Assistent Professor University of Minnesota Minneapolis, Minnesota
Case Diagnosis: Binswanger's disease
Case Description or Program Description: Case report: We report a 68 year old lady with Binswanger's disease presented with cervical dystonia accompanied with head tremor. She failed medical management. She was evaluated by Physiatry and with a combination of chemodenervation and physical therapy her cervical dystonia were optimally managed. She was able to resume her function independently.
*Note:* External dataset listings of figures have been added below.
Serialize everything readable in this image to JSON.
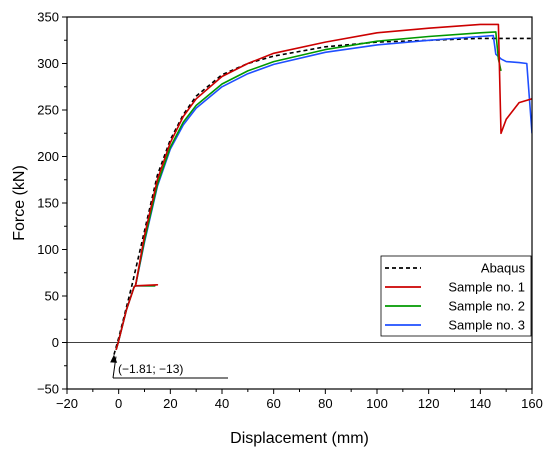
{
  "chart_data": {
    "type": "line",
    "xlabel": "Displacement (mm)",
    "ylabel": "Force (kN)",
    "xlim": [
      -20,
      160
    ],
    "ylim": [
      -50,
      350
    ],
    "xticks": [
      -20,
      0,
      20,
      40,
      60,
      80,
      100,
      120,
      140,
      160
    ],
    "yticks": [
      -50,
      0,
      50,
      100,
      150,
      200,
      250,
      300,
      350
    ],
    "grid": false,
    "legend_position": "bottom-right",
    "zero_line": 0,
    "annotation": {
      "text": "(−1.81; −13)",
      "point": [
        -1.81,
        -13
      ]
    },
    "series": [
      {
        "name": "Abaqus",
        "color": "#000000",
        "dash": "dashed",
        "x": [
          -1.81,
          0,
          5,
          10,
          15,
          20,
          25,
          30,
          40,
          50,
          60,
          80,
          100,
          120,
          140,
          150,
          160
        ],
        "y": [
          -13,
          5,
          60,
          120,
          180,
          218,
          245,
          265,
          288,
          300,
          308,
          318,
          323,
          325,
          327,
          327,
          327
        ]
      },
      {
        "name": "Sample no. 1",
        "color": "#cc0000",
        "dash": "solid",
        "x": [
          -1,
          0,
          3,
          6,
          6.5,
          15,
          6.5,
          10,
          15,
          20,
          25,
          30,
          40,
          50,
          60,
          80,
          100,
          120,
          140,
          147,
          148,
          150,
          155,
          160
        ],
        "y": [
          -8,
          2,
          35,
          60,
          61,
          62,
          61,
          115,
          175,
          215,
          243,
          262,
          286,
          300,
          311,
          323,
          333,
          338,
          342,
          342,
          225,
          240,
          258,
          262
        ]
      },
      {
        "name": "Sample no. 2",
        "color": "#009900",
        "dash": "solid",
        "x": [
          -1,
          0,
          3,
          6,
          6.5,
          14,
          6.5,
          10,
          15,
          20,
          25,
          30,
          40,
          50,
          60,
          80,
          100,
          120,
          140,
          146,
          147,
          148
        ],
        "y": [
          -8,
          2,
          35,
          60,
          61,
          61,
          61,
          110,
          170,
          210,
          237,
          255,
          278,
          292,
          302,
          315,
          324,
          329,
          333,
          334,
          305,
          292
        ]
      },
      {
        "name": "Sample no. 3",
        "color": "#1f4fff",
        "dash": "solid",
        "x": [
          -1,
          0,
          3,
          6,
          6.5,
          14,
          6.5,
          10,
          15,
          20,
          25,
          30,
          40,
          50,
          60,
          80,
          100,
          120,
          140,
          145,
          146,
          148,
          150,
          155,
          158,
          160
        ],
        "y": [
          -8,
          2,
          35,
          60,
          61,
          61,
          61,
          108,
          168,
          208,
          234,
          252,
          275,
          289,
          299,
          312,
          320,
          325,
          329,
          330,
          310,
          305,
          302,
          301,
          300,
          225
        ]
      }
    ]
  }
}
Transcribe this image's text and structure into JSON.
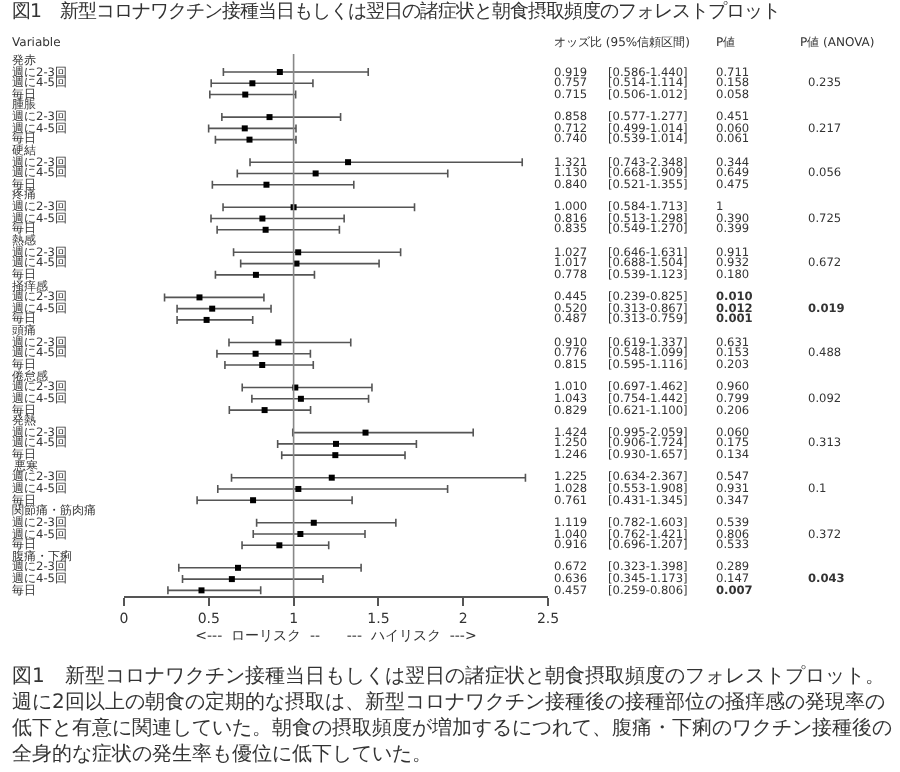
{
  "chart_data": {
    "type": "scatter",
    "orientation": "horizontal",
    "title": "図1　新型コロナワクチン接種当日もしくは翌日の諸症状と朝食摂取頻度のフォレストプロット",
    "ylabel": "Variable",
    "xlabel": "<---  ローリスク  --      ---  ハイリスク  --->",
    "categories": [
      "発赤",
      "週に2-3回",
      "週に4-5回",
      "毎日",
      "腫脹",
      "週に2-3回",
      "週に4-5回",
      "毎日",
      "硬結",
      "週に2-3回",
      "週に4-5回",
      "毎日",
      "疼痛",
      "週に2-3回",
      "週に4-5回",
      "毎日",
      "熱感",
      "週に2-3回",
      "週に4-5回",
      "毎日",
      "掻痒感",
      "週に2-3回",
      "週に4-5回",
      "毎日",
      "頭痛",
      "週に2-3回",
      "週に4-5回",
      "毎日",
      "倦怠感",
      "週に2-3回",
      "週に4-5回",
      "毎日",
      "発熱",
      "週に2-3回",
      "週に4-5回",
      "毎日",
      "悪寒",
      "週に2-3回",
      "週に4-5回",
      "毎日",
      "関節痛・筋肉痛",
      "週に2-3回",
      "週に4-5回",
      "毎日",
      "腹痛・下痢",
      "週に2-3回",
      "週に4-5回",
      "毎日"
    ],
    "series": [
      {
        "color": "#000000",
        "values": [
          null,
          0.919,
          0.757,
          0.715,
          null,
          0.858,
          0.712,
          0.74,
          null,
          1.321,
          1.13,
          0.84,
          null,
          1.0,
          0.816,
          0.835,
          null,
          1.027,
          1.017,
          0.778,
          null,
          0.445,
          0.52,
          0.487,
          null,
          0.91,
          0.776,
          0.815,
          null,
          1.01,
          1.043,
          0.829,
          null,
          1.424,
          1.25,
          1.246,
          null,
          1.225,
          1.028,
          0.761,
          null,
          1.119,
          1.04,
          0.916,
          null,
          0.672,
          0.636,
          0.457
        ],
        "value_labels": [
          null,
          "0.919",
          "0.757",
          "0.715",
          null,
          "0.858",
          "0.712",
          "0.740",
          null,
          "1.321",
          "1.130",
          "0.840",
          null,
          "1.000",
          "0.816",
          "0.835",
          null,
          "1.027",
          "1.017",
          "0.778",
          null,
          "0.445",
          "0.520",
          "0.487",
          null,
          "0.910",
          "0.776",
          "0.815",
          null,
          "1.010",
          "1.043",
          "0.829",
          null,
          "1.424",
          "1.250",
          "1.246",
          null,
          "1.225",
          "1.028",
          "0.761",
          null,
          "1.119",
          "1.040",
          "0.916",
          null,
          "0.672",
          "0.636",
          "0.457"
        ],
        "errors": [
          null,
          [
            0.586,
            1.44
          ],
          [
            0.514,
            1.114
          ],
          [
            0.506,
            1.012
          ],
          null,
          [
            0.577,
            1.277
          ],
          [
            0.499,
            1.014
          ],
          [
            0.539,
            1.014
          ],
          null,
          [
            0.743,
            2.348
          ],
          [
            0.668,
            1.909
          ],
          [
            0.521,
            1.355
          ],
          null,
          [
            0.584,
            1.713
          ],
          [
            0.513,
            1.298
          ],
          [
            0.549,
            1.27
          ],
          null,
          [
            0.646,
            1.631
          ],
          [
            0.688,
            1.504
          ],
          [
            0.539,
            1.123
          ],
          null,
          [
            0.239,
            0.825
          ],
          [
            0.313,
            0.867
          ],
          [
            0.313,
            0.759
          ],
          null,
          [
            0.619,
            1.337
          ],
          [
            0.548,
            1.099
          ],
          [
            0.595,
            1.116
          ],
          null,
          [
            0.697,
            1.462
          ],
          [
            0.754,
            1.442
          ],
          [
            0.621,
            1.1
          ],
          null,
          [
            0.995,
            2.059
          ],
          [
            0.906,
            1.724
          ],
          [
            0.93,
            1.657
          ],
          null,
          [
            0.634,
            2.367
          ],
          [
            0.553,
            1.908
          ],
          [
            0.431,
            1.345
          ],
          null,
          [
            0.782,
            1.603
          ],
          [
            0.762,
            1.421
          ],
          [
            0.696,
            1.207
          ],
          null,
          [
            0.323,
            1.398
          ],
          [
            0.345,
            1.173
          ],
          [
            0.259,
            0.806
          ]
        ]
      }
    ],
    "xlim": [
      0,
      2.5
    ],
    "xticks": [
      0,
      0.5,
      1,
      1.5,
      2,
      2.5
    ],
    "ref_lines": [
      {
        "axis": "x",
        "value": 1,
        "color": "#888888"
      }
    ],
    "marker": "square",
    "annotations": [
      "オッズ比 (95%信頼区間)",
      "P値",
      "P値 (ANOVA)",
      "[0.586-1.440]",
      "[0.514-1.114]",
      "[0.506-1.012]",
      "[0.577-1.277]",
      "[0.499-1.014]",
      "[0.539-1.014]",
      "[0.743-2.348]",
      "[0.668-1.909]",
      "[0.521-1.355]",
      "[0.584-1.713]",
      "[0.513-1.298]",
      "[0.549-1.270]",
      "[0.646-1.631]",
      "[0.688-1.504]",
      "[0.539-1.123]",
      "[0.239-0.825]",
      "[0.313-0.867]",
      "[0.313-0.759]",
      "[0.619-1.337]",
      "[0.548-1.099]",
      "[0.595-1.116]",
      "[0.697-1.462]",
      "[0.754-1.442]",
      "[0.621-1.100]",
      "[0.995-2.059]",
      "[0.906-1.724]",
      "[0.930-1.657]",
      "[0.634-2.367]",
      "[0.553-1.908]",
      "[0.431-1.345]",
      "[0.782-1.603]",
      "[0.762-1.421]",
      "[0.696-1.207]",
      "[0.323-1.398]",
      "[0.345-1.173]",
      "[0.259-0.806]",
      "0.711",
      "0.158",
      "0.058",
      "0.451",
      "0.060",
      "0.061",
      "0.344",
      "0.649",
      "0.475",
      "1",
      "0.390",
      "0.399",
      "0.911",
      "0.932",
      "0.180",
      "0.010",
      "0.012",
      "0.001",
      "0.631",
      "0.153",
      "0.203",
      "0.960",
      "0.799",
      "0.206",
      "0.060",
      "0.175",
      "0.134",
      "0.547",
      "0.931",
      "0.347",
      "0.539",
      "0.806",
      "0.533",
      "0.289",
      "0.147",
      "0.007",
      "0.235",
      "0.217",
      "0.056",
      "0.725",
      "0.672",
      "0.019",
      "0.488",
      "0.092",
      "0.313",
      "0.1",
      "0.372",
      "0.043",
      "図1　新型コロナワクチン接種当日もしくは翌日の諸症状と朝食摂取頻度のフォレストプロット。週に2回以上の朝食の定期的な摂取は、新型コロナワクチン接種後の接種部位の掻痒感の発現率の低下と有意に関連していた。朝食の摂取頻度が増加するにつれて、腹痛・下痢のワクチン接種後の全身的な症状の発生率も優位に低下していた。"
    ]
  }
}
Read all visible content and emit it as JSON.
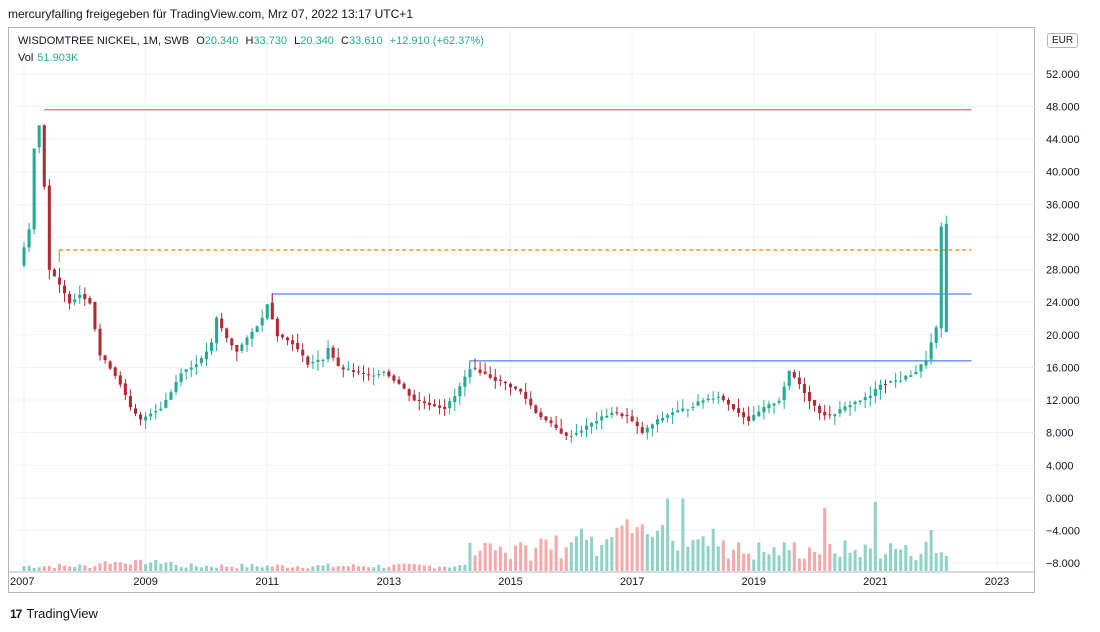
{
  "caption": "mercuryfalling freigegeben für TradingView.com, Mrz 07, 2022 13:17 UTC+1",
  "legend": {
    "symbol": "WISDOMTREE NICKEL, 1M, SWB",
    "open_label": "O",
    "open": "20.340",
    "high_label": "H",
    "high": "33.730",
    "low_label": "L",
    "low": "20.340",
    "close_label": "C",
    "close": "33.610",
    "change": "+12.910 (+62.37%)",
    "vol_label": "Vol",
    "vol": "51.903K"
  },
  "currency": "EUR",
  "logo": {
    "text": "TradingView",
    "icon": "tradingview-logo-icon"
  },
  "colors": {
    "up": "#22ab94",
    "down": "#b22833",
    "vol_up": "#8fd3c6",
    "vol_down": "#f7a8ab",
    "red_line": "#e06670",
    "orange_line": "#f57c00",
    "blue_line": "#2962ff",
    "grid": "#f0f3fa"
  },
  "chart_data": {
    "type": "candlestick",
    "x_axis": {
      "ticks": [
        "2007",
        "2009",
        "2011",
        "2013",
        "2015",
        "2017",
        "2019",
        "2021",
        "2023"
      ]
    },
    "y_axis": {
      "ticks": [
        "52.000",
        "48.000",
        "44.000",
        "40.000",
        "36.000",
        "32.000",
        "28.000",
        "24.000",
        "20.000",
        "16.000",
        "12.000",
        "8.000",
        "4.000",
        "0.000",
        "−4.000",
        "−8.000"
      ],
      "range": [
        -8.6,
        56.4
      ]
    },
    "horizontal_lines": [
      {
        "from": 2007.33,
        "to": 2022.58,
        "value": 47.6,
        "style": "solid",
        "color": "red"
      },
      {
        "from": 2007.58,
        "to": 2022.58,
        "value": 30.4,
        "style": "dashed",
        "color": "orange"
      },
      {
        "from": 2011.08,
        "to": 2022.58,
        "value": 25.0,
        "style": "solid",
        "color": "blue"
      },
      {
        "from": 2014.33,
        "to": 2022.58,
        "value": 16.8,
        "style": "solid",
        "color": "blue"
      }
    ],
    "anchors": [
      [
        2007.0,
        28.5
      ],
      [
        2007.17,
        33
      ],
      [
        2007.25,
        43
      ],
      [
        2007.33,
        46
      ],
      [
        2007.42,
        38
      ],
      [
        2007.5,
        28
      ],
      [
        2007.67,
        26
      ],
      [
        2007.83,
        24
      ],
      [
        2008.0,
        25
      ],
      [
        2008.17,
        24
      ],
      [
        2008.33,
        17.5
      ],
      [
        2008.5,
        16
      ],
      [
        2008.67,
        14
      ],
      [
        2008.83,
        11
      ],
      [
        2009.0,
        9.5
      ],
      [
        2009.17,
        10.5
      ],
      [
        2009.33,
        11
      ],
      [
        2009.5,
        13
      ],
      [
        2009.67,
        15.5
      ],
      [
        2009.83,
        16
      ],
      [
        2010.0,
        17
      ],
      [
        2010.17,
        19
      ],
      [
        2010.25,
        22
      ],
      [
        2010.42,
        19.5
      ],
      [
        2010.58,
        18
      ],
      [
        2010.75,
        19.5
      ],
      [
        2011.0,
        22
      ],
      [
        2011.08,
        24
      ],
      [
        2011.25,
        20
      ],
      [
        2011.5,
        19
      ],
      [
        2011.75,
        16.5
      ],
      [
        2012.0,
        17
      ],
      [
        2012.08,
        18.5
      ],
      [
        2012.25,
        16
      ],
      [
        2012.5,
        15.5
      ],
      [
        2012.75,
        15
      ],
      [
        2013.0,
        15.5
      ],
      [
        2013.25,
        14
      ],
      [
        2013.5,
        12
      ],
      [
        2013.75,
        11.5
      ],
      [
        2014.0,
        11
      ],
      [
        2014.17,
        12.5
      ],
      [
        2014.42,
        16
      ],
      [
        2014.58,
        15.5
      ],
      [
        2014.83,
        14.5
      ],
      [
        2015.0,
        14
      ],
      [
        2015.25,
        13
      ],
      [
        2015.5,
        10.5
      ],
      [
        2015.75,
        9
      ],
      [
        2015.92,
        8
      ],
      [
        2016.0,
        7.5
      ],
      [
        2016.17,
        8
      ],
      [
        2016.5,
        9.5
      ],
      [
        2016.75,
        10.5
      ],
      [
        2017.0,
        10
      ],
      [
        2017.25,
        8
      ],
      [
        2017.5,
        9.5
      ],
      [
        2017.75,
        10.5
      ],
      [
        2018.0,
        11
      ],
      [
        2018.25,
        12
      ],
      [
        2018.5,
        12.5
      ],
      [
        2018.75,
        11
      ],
      [
        2019.0,
        9.5
      ],
      [
        2019.25,
        11
      ],
      [
        2019.5,
        12
      ],
      [
        2019.67,
        15.5
      ],
      [
        2019.83,
        14
      ],
      [
        2020.0,
        12
      ],
      [
        2020.17,
        10.5
      ],
      [
        2020.33,
        10
      ],
      [
        2020.67,
        11.5
      ],
      [
        2021.0,
        12.5
      ],
      [
        2021.17,
        14
      ],
      [
        2021.5,
        14.5
      ],
      [
        2021.75,
        15.5
      ],
      [
        2021.92,
        17
      ],
      [
        2022.0,
        19
      ],
      [
        2022.08,
        20.3
      ],
      [
        2022.17,
        33.6
      ]
    ],
    "last_candle": {
      "date": "2022-03",
      "open": 20.34,
      "high": 33.73,
      "low": 20.34,
      "close": 33.61
    },
    "volume_peaks": [
      {
        "x": 2015.58,
        "v": 5
      },
      {
        "x": 2016.08,
        "v": 5.5
      },
      {
        "x": 2017.58,
        "v": 11.5
      },
      {
        "x": 2017.83,
        "v": 11.5
      },
      {
        "x": 2020.17,
        "v": 10
      },
      {
        "x": 2021.0,
        "v": 11
      },
      {
        "x": 2021.92,
        "v": 6.5
      }
    ]
  }
}
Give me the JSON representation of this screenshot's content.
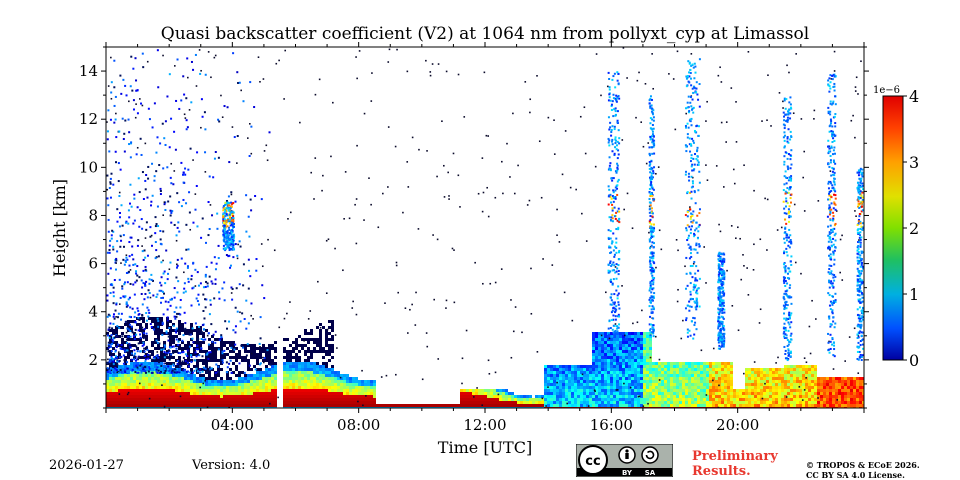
{
  "chart_data": {
    "type": "heatmap",
    "title": "Quasi backscatter coefficient (V2) at 1064 nm from pollyxt_cyp at Limassol",
    "xlabel": "Time [UTC]",
    "ylabel": "Height [km]",
    "x_range_hours": [
      0,
      24
    ],
    "y_range_km": [
      0,
      15
    ],
    "x_ticks": [
      {
        "value": 4,
        "label": "04:00"
      },
      {
        "value": 8,
        "label": "08:00"
      },
      {
        "value": 12,
        "label": "12:00"
      },
      {
        "value": 16,
        "label": "16:00"
      },
      {
        "value": 20,
        "label": "20:00"
      }
    ],
    "y_ticks": [
      {
        "value": 2,
        "label": "2"
      },
      {
        "value": 4,
        "label": "4"
      },
      {
        "value": 6,
        "label": "6"
      },
      {
        "value": 8,
        "label": "8"
      },
      {
        "value": 10,
        "label": "10"
      },
      {
        "value": 12,
        "label": "12"
      },
      {
        "value": 14,
        "label": "14"
      }
    ],
    "colorbar": {
      "range": [
        0,
        4
      ],
      "scale_label": "1e−6",
      "ticks": [
        "0",
        "1",
        "2",
        "3",
        "4"
      ],
      "colormap": "jet"
    },
    "features": [
      {
        "name": "boundary layer aerosol",
        "time_h": [
          0,
          13.8
        ],
        "height_km": [
          0.1,
          1.6
        ],
        "value_e6": 3.5
      },
      {
        "name": "aerosol layer afternoon",
        "time_h": [
          13.8,
          22.5
        ],
        "height_km": [
          0.1,
          3.0
        ],
        "value_e6": 1.5
      },
      {
        "name": "cirrus columns",
        "times_h": [
          16.1,
          18.7,
          21.5,
          23.0
        ],
        "height_km": [
          2,
          14
        ],
        "value_e6": 0.6
      }
    ]
  },
  "footer": {
    "date": "2026-01-27",
    "version": "Version: 4.0",
    "license_badge": {
      "cc": "cc",
      "by": "BY",
      "sa": "SA"
    },
    "preliminary_line1": "Preliminary",
    "preliminary_line2": "Results.",
    "copyright_line1": "© TROPOS & ECoE 2026.",
    "copyright_line2": "CC BY SA 4.0 License."
  },
  "colors": {
    "background": "#ffffff",
    "preliminary": "#e8382f"
  }
}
Setting: Ambulatory outpatient setting
Assessment/Results: he was evaluated by Physiatry and with a combination of chemodenervation and physical therapy her cervical dystonia were optimally managed. She was able to resume her function independently.
Discussion (relevance):
Discussion: Binswanger disease is a progressive neurological disorder caused by arteriosclerosis and thromboembolism affecting the blood vessels that supply the white-matter and deep structures of the brain (basal ganglia and thalamus). Most patients experience progressive loss of memory and intellectual abilities (dementia), urinary urgency or incontinence, and an abnormally slow, shuffling, unsteady pattern of walking. Movement disorders can accompany Binswanger's disease and can be optimized with therapy and chemodenervation. Deep Brain Stimulation can be considered if the above measures fail.
Conclusions:
Conclusion: Binswanger's disease can be associated with cervical dystonia. Physiatrist are well versed with various management plans and can contour the treatment according to patient’s needs to optimize quality of life.